Despite an enduring love for Elyse, I will admit that over the years, I have been mildly to majorly suspicious of the generic Cool Ranch woman. In my experience, she notices the mud on your boots. She is willing to order wine when the day clearly calls for a bottle of Bud. She has a screaming fight with her sister over the phone, which she still uses to speak in non-emergency situations. She shows up to a thing wearing the exact right thing. In other words, to a Nacho Cheese woman, she is an alien, intriguing but threatening, beautiful, but distantly so.
Of course, I am willing to see that one woman’s familiar is another’s alien. “I haven’t spoken to my brother in six months,” the Nacho Cheese woman says. “We get along great!” Those who interact with her professionally might note her slovenly appearance and doubt her abilities. Others may interpret her mildness as weakness or failure to care. If I stretch my imagination, I can accept that some women truly do find beer “filling,” and actually enjoy the taste of sour envelopes, more commonly known as the effect of drinking white wine.
These are differences in experience and preferences, and these are all fine. But the real reason I am suspicious of the Cool Ranch woman is because, if I’m truly honest with myself, she has what I can’t have or can’t figure out how to have. She has those sisters — or relates to certain kinds of women in general — who lead to an outward confidence or, at the very least, a makeup tutorial at a formative age.
Some women have brothers and a sister, or a sister and brothers, or some of each. I don’t know where they fit in. (For the only children who have read this far and are wondering: You are Cool Ranch. I’m pretty sure.)
There are also women who defy my categories, though usually not without good reason. “Maybe that was your response to the masculine energy of having two brothers,” I posited to one fan of Cool Ranch. There is also the reality that some women, even those you harbor intense affection for and respect as professionals, respond to a question about chips like this: “I don’t care about Doritos.” Others take a more measured approach: “Buy Nacho, but wouldn’t decline Cool Ranch.” One in particular has an answer that does nothing but stun: “I just ate a Dorito for the first time last year!”
For the first time in 20-plus years of friendship, I asked Elyse why she prefers Cool Ranch over Nacho Cheese. In the past her reasons were always ones I projected onto her: Nacho Cheese grosses her out, it’s too messy for her, Cool Ranch is the more artificial, more controlled choice. “Hmm,” she said. “I never really thought of why. Maybe it’s that they don’t stain my fingers.”
Just as I’d suspected. But then she went on: “They don’t taste as fake to me as the orange ones.”
With those words, a beloved friend crumbled my fragile house of chips. It took just one line of text to dismantle what I’d always held dear about myself, especially in relation to the women I defined myself against. It would seem that the authenticity and muddy realness of Nacho Doritos do not translate for everyone; that Cool Ranch can somehow taste more natural than Nacho Cheese; that one woman’s fun is another woman’s fakery. What if white wine actually tastes good? What if it’s possible for a makeup routine to be simple? Is having a sister … fun?

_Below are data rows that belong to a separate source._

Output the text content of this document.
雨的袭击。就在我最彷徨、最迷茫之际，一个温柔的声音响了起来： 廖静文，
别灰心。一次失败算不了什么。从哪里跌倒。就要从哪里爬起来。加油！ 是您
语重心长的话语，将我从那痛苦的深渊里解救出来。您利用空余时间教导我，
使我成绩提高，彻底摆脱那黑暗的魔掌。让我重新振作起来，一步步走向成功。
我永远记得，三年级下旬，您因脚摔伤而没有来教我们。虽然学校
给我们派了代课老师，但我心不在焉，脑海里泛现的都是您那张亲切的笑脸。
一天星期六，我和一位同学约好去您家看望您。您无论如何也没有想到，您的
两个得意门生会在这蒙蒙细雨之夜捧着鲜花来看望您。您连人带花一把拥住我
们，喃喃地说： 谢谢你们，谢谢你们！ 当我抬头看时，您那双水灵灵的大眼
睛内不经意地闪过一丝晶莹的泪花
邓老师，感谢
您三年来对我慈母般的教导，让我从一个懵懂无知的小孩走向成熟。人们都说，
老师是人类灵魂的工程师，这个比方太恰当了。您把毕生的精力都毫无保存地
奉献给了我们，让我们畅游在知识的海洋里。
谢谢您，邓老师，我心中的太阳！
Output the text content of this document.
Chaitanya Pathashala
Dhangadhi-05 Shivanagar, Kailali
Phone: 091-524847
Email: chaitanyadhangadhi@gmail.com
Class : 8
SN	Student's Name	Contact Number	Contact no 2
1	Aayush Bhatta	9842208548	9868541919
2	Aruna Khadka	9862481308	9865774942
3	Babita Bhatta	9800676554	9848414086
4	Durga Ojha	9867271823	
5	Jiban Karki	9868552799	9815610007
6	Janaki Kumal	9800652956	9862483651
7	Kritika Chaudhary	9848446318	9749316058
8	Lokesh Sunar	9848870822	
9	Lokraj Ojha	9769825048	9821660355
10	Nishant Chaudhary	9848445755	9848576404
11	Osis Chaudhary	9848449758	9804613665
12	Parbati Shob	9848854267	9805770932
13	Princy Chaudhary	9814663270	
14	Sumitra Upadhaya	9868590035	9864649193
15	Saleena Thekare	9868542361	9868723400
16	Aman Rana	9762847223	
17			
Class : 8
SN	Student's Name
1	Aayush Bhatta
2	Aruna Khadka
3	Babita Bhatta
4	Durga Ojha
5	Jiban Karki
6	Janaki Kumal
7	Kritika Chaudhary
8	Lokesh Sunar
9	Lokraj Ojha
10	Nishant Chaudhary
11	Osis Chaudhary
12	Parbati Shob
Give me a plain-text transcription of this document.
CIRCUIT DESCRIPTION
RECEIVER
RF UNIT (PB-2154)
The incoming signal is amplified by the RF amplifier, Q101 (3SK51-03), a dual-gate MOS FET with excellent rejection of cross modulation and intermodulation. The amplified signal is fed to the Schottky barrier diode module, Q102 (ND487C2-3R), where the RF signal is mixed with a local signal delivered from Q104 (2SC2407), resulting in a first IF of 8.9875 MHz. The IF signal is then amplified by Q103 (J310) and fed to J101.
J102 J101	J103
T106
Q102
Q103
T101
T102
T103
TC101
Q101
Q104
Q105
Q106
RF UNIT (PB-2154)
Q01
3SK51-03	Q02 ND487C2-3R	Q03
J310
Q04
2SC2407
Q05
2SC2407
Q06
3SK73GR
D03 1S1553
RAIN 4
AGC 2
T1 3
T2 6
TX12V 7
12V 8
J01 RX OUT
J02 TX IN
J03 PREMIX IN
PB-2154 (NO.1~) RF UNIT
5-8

Earlier this week I went to my favorite corner store and bought two bags of chips. I got on the train, lucked into a solo seat and began alternating between Cool Ranch and Nacho Cheese. I considered the ways in which my theory rests on gender stereotypes, a lifetime of carefully cultivated dislikes, unkind reactions to what the world has not given me. In between bites of Nacho Cheese, I gave Cool Ranch her chance, and you know what? That delicate bitch still tasted worse.